Maybe it was Brick, she told the blood rising to her face. It was just before five back there. He’d have come home, made himself a cocktail, put himself in the mood to deal with teacher truancy.
But it wasn’t Brick. “Are you really all right?”
She remembered the sound of his voice from their first phone calls. Her heart would be slamming just like this and she’d wrap the ringlets of cord around her finger and half of her would wish he’d cancel the date they were making and the other half wanted to talk to him all night long. His voice was deep and always a little hoarse, like an old reed instrument hitting the low notes. “I think I’m okay.”
“Vida, I—”
“I imagine you’ve spoken to Brick.”
“I told him you’d call when you were ready.”
It felt like a rug burn, the tight heat in her chest. A calendar hung by the phone and Gena had made a diagonal line through all the days that had passed, just as their mother used to do. It had always depressed her, that habit, as if each day were a task to be crossed off a long list.
“I want you to do exactly what you need to,” Tom was saying, and she thought of that night in June when, after having dinner with the family of Tom’s goddaughter, they’d split off from the rest, taken a walk to the Norsett town landing, then back to Tom’s car. Nothing had happened between them on that walk; she couldn’t remember what they’d spoken of, and Vida had decided that if he asked her out again she’d say no. But on the way home, for no good reason, her whole body began to shake. It was a warm night in June but she was shaking and couldn’t stop. He didn’t ask why. He just turned the heat on for her. When she didn’t stop trembling, he turned it up higher, even though he’d begun to sweat in his suit and tie.
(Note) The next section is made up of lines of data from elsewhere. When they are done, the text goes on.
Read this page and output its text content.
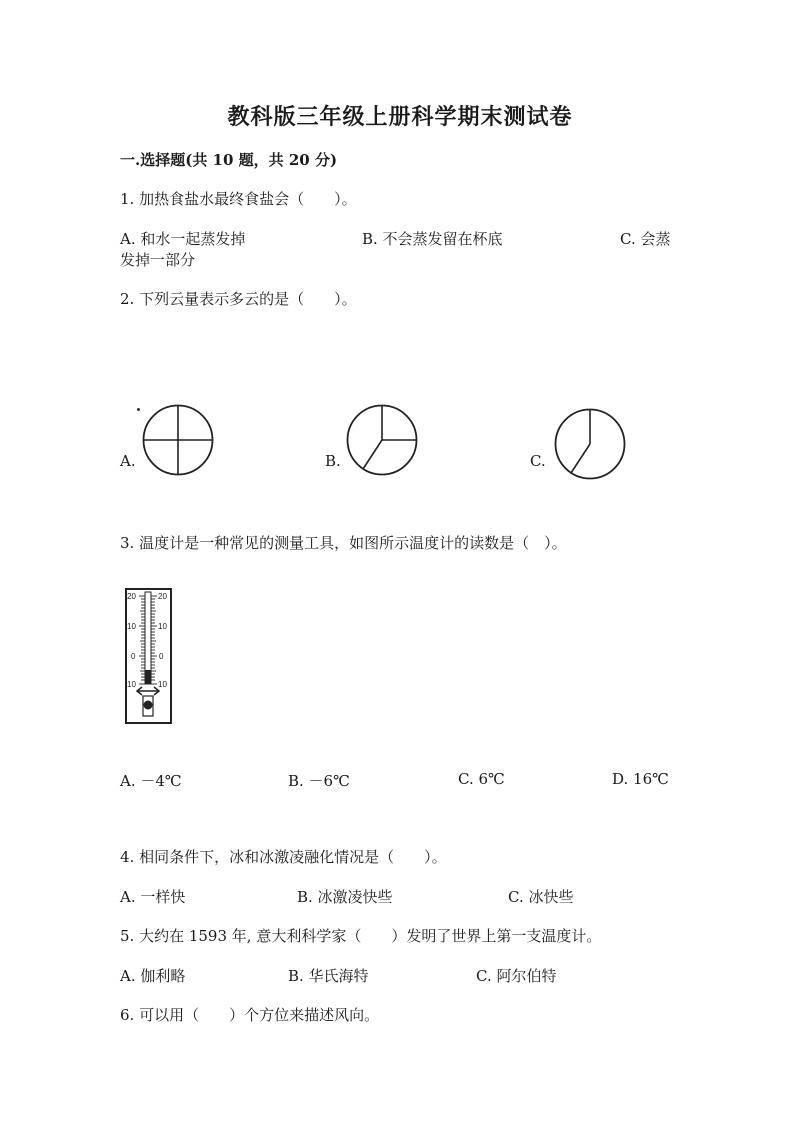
教科版三年级上册科学期末测试卷
一.选择题(共 10 题，共 20 分)
1. 加热食盐水最终食盐会（　　）。
A. 和水一起蒸发掉	B. 不会蒸发留在杯底	C. 会蒸
发掉一部分
2. 下列云量表示多云的是（　　）。
A.	B.	C.
3. 温度计是一种常见的测量工具，如图所示温度计的读数是（　）。
20	20
10	10
0	0
10	10
A. －4℃	B. －6℃	C. 6℃	D. 16℃
4. 相同条件下，冰和冰激凌融化情况是（　　）。
A. 一样快	B. 冰激凌快些	C. 冰快些
5. 大约在 1593 年, 意大利科学家（　　）发明了世界上第一支温度计。
A. 伽利略	B. 华氏海特	C. 阿尔伯特
6. 可以用（　　）个方位来描述风向。
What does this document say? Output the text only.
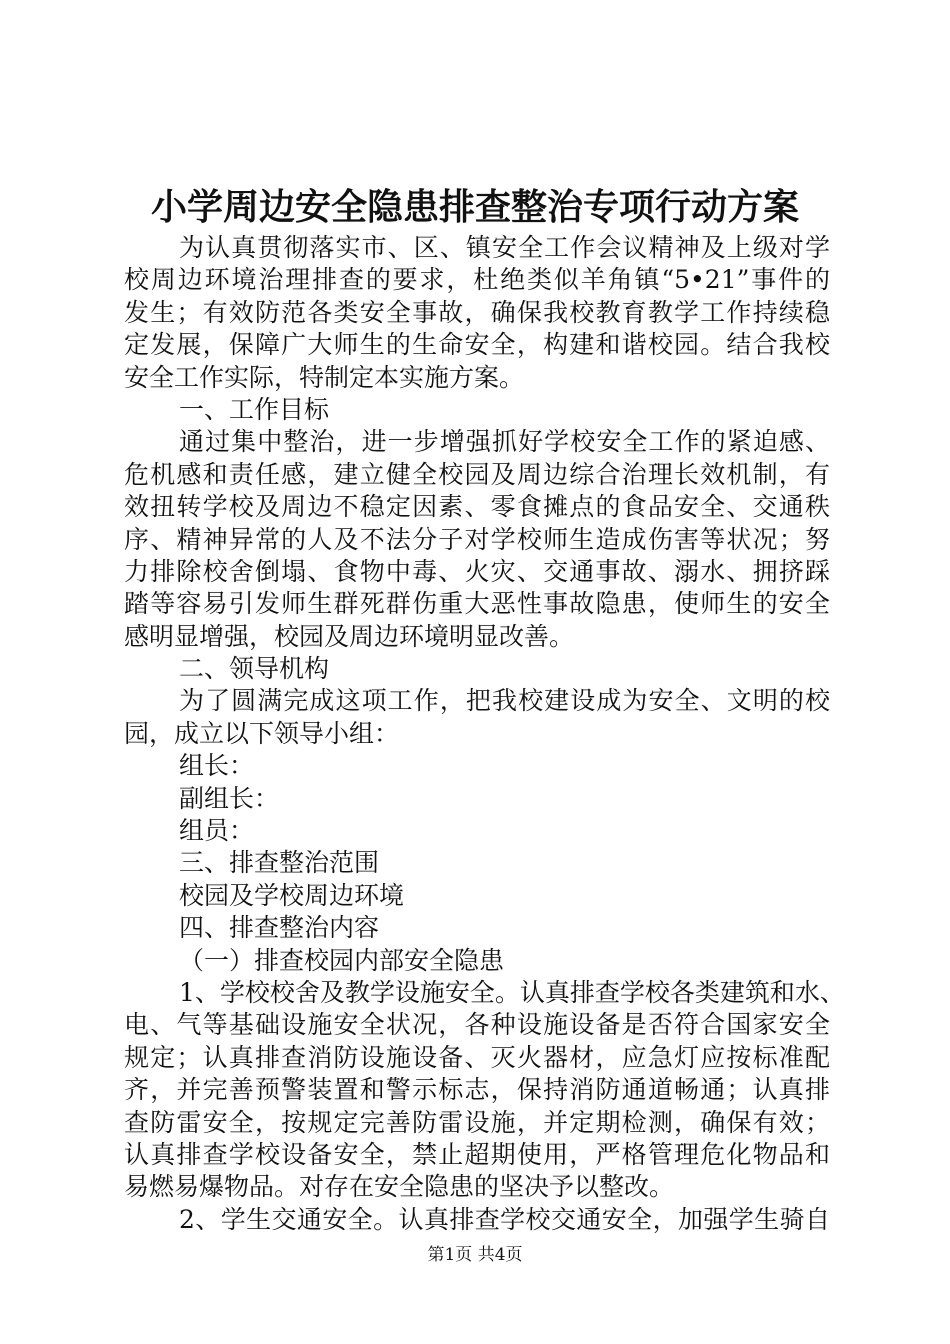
小学周边安全隐患排查整治专项行动方案
为认真贯彻落实市、区、镇安全工作会议精神及上级对学
校周边环境治理排查的要求，杜绝类似羊角镇“5•21”事件的
发生；有效防范各类安全事故，确保我校教育教学工作持续稳
定发展，保障广大师生的生命安全，构建和谐校园。结合我校
安全工作实际，特制定本实施方案。
一、工作目标
通过集中整治，进一步增强抓好学校安全工作的紧迫感、
危机感和责任感，建立健全校园及周边综合治理长效机制，有
效扭转学校及周边不稳定因素、零食摊点的食品安全、交通秩
序、精神异常的人及不法分子对学校师生造成伤害等状况；努
力排除校舍倒塌、食物中毒、火灾、交通事故、溺水、拥挤踩
踏等容易引发师生群死群伤重大恶性事故隐患，使师生的安全
感明显增强，校园及周边环境明显改善。
二、领导机构
为了圆满完成这项工作，把我校建设成为安全、文明的校
园，成立以下领导小组：
组长：
副组长：
组员：
三、排查整治范围
校园及学校周边环境
四、排查整治内容
（一）排查校园内部安全隐患
1、学校校舍及教学设施安全。认真排查学校各类建筑和水、
电、气等基础设施安全状况，各种设施设备是否符合国家安全
规定；认真排查消防设施设备、灭火器材，应急灯应按标准配
齐，并完善预警装置和警示标志，保持消防通道畅通；认真排
查防雷安全，按规定完善防雷设施，并定期检测，确保有效；
认真排查学校设备安全，禁止超期使用，严格管理危化物品和
易燃易爆物品。对存在安全隐患的坚决予以整改。
2、学生交通安全。认真排查学校交通安全，加强学生骑自
第1页 共4页
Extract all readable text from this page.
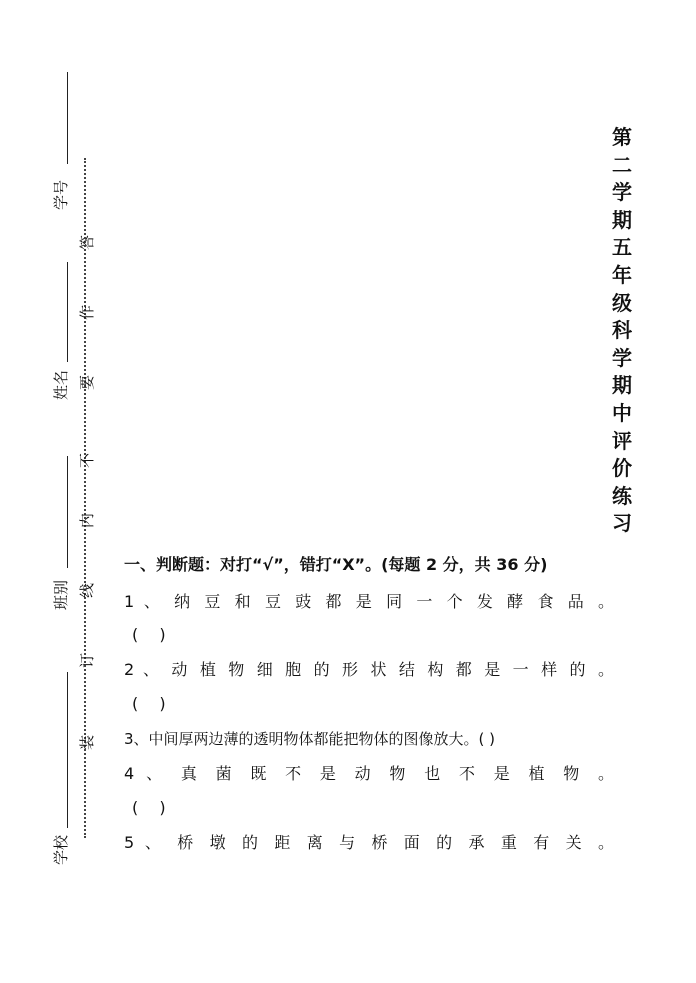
学号
姓名
班别
学校
答
作
要
不
内
线
订
装
第
二
学
期
五
年
级
科
学
期
中
评
价
练
习
一、判断题：对打“√”，错打“X”。(每题 2 分，共 36 分)
1 、 纳 豆 和 豆 豉 都 是 同 一 个 发 酵 食 品 。
( )
2 、 动 植 物 细 胞 的 形 状 结 构 都 是 一 样 的 。
( )
3、中间厚两边薄的透明物体都能把物体的图像放大。( )
4 、 真 菌 既 不 是 动 物 也 不 是 植 物 。
( )
5 、 桥 墩 的 距 离 与 桥 面 的 承 重 有 关 。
“I’m here,” he was saying. “I’m not going anywhere. I’ll come to you and Peter the minute you say the word.”
She thanked him and then, unable to form more words, hung up.
“How did that go?” Gena asked from the doorway.
She pushed down all that was rising and found her usual flatness. “About as well as one might expect.”
A guinea pig scuttled out from beneath a chair, paused, and kept on toward Gena, who scooped it up and cooed into its ear.
“Aren’t they supposed to live in cages?” Vida said.
“Oh no. They grow much bigger and stronger if they’re given room to roam.”
“But they’re not house-trained.” She pointed to the small yellow puddle it had left behind.
“No more than a squirt of liquid here, a pellet or two there.” Tucking the creature under her armpit, Gena folded a paper towel into a square and pressed it with two fingers into the urine. The whole thing saturated quickly. She tossed it into the trash and returned to her game with Peter.
She’d always believed Gena was the
stronger of the two of them, the sister who was meant to flourish and thrive.
Vida went back to her room. She drew more palm trees. At night she slept. She awoke early, well before dawn. December 17. The date had been traveling through her dreams. It was a familiar date, a date printed somewhere. On flyers. At school. She had it now. The spring musical tryouts. Helen.
She picked up the pad and charcoal pencil by her bed. It didn’t take her long to remember which of Jerry’s girls corresponded to which year, as if her mind had been keeping a careful inventory without her knowing it.
1973 Janet Blake
1974 Audrey Beale
1975 Beth Zaccardi
1976 Nancy Goff
1977 Amelia Crane
1978 Bonnie Steadman
It felt good to match the names with dates, as if she were tidying up a small part of her brain. She wrote the letter out three times, one for Brick, one for Lydia Rezo, one for the board of trustees.
On her way out, she passed Peter sleeping on a narrow mattress in the living room. He’d kicked off his blankets and curled one leg up to his chest while the other stretched out straight behind him, as if he were taking a great leap into the sky. He’d slept in this position all his life.
She found envelopes and stamps in a drawer in the kitchen. Then she put on Gena’s canvas shoes and left to find a mailbox.
THIRTEEN
HE AWOKE TO THE SOUND OF THE TRUNK OF THE DODGE SLAMMING SHUT. Was she leaving? He waited for another sound. Nothing.